Les mouvements progressistes vont-ils réussir aujourd’hui là où ils ont échoué il y a dix ans, à la suite de la crise financière ? La manière dont l’humanité sortira de la pandémie du coronavirus dépendra de la science et de la recherche pour trouver un vaccin. Elle sera également le résultat d’une lutte sur les significations sociales, politiques et géopolitiques de la pandémie et sur les visions du monde qui en découlent.

Ouvrir de nouveaux horizons du possible a toujours constitué un rôle important des mouvements sociaux.
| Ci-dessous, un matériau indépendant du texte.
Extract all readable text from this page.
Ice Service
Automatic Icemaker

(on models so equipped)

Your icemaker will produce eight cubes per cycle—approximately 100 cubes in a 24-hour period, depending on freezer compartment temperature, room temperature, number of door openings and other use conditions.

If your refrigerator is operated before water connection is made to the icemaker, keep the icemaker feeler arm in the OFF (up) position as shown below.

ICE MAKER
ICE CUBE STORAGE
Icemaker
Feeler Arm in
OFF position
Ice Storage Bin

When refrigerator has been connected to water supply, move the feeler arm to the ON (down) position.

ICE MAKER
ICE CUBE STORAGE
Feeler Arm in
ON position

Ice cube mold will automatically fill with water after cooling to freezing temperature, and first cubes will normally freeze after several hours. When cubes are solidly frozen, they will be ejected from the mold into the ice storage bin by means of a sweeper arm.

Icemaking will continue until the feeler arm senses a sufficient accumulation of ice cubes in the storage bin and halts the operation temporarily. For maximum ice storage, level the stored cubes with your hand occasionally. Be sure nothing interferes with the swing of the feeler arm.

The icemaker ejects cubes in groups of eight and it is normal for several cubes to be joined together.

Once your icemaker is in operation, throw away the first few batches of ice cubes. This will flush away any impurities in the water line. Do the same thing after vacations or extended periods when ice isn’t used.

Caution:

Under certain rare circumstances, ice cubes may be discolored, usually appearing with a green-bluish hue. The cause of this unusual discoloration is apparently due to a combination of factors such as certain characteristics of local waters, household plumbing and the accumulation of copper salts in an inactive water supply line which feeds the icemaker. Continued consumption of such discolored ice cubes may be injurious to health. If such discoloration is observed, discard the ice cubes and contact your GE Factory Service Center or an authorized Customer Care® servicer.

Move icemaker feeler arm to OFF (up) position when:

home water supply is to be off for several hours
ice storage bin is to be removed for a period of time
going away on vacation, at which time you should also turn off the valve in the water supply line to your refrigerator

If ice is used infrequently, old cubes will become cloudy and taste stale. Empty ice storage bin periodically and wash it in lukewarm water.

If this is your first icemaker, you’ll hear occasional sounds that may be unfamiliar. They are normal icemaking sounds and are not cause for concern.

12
Lorsque les acteurs dominants imposent l’idée qu’« il n’y a pas d’alternative », comme le disait Margareth Thatcher, les mouvements sociaux les interpellent en affirmant qu’« un autre monde est possible », pour reprendre le slogan du Forum social mondial. Ils introduisent des débats dans un ordre « qui va de soi », contribuant par là à renforcer la capacité d’une société à se transformer, à « se produire » plus consciemment, comme dirait le sociologue Alain Touraine.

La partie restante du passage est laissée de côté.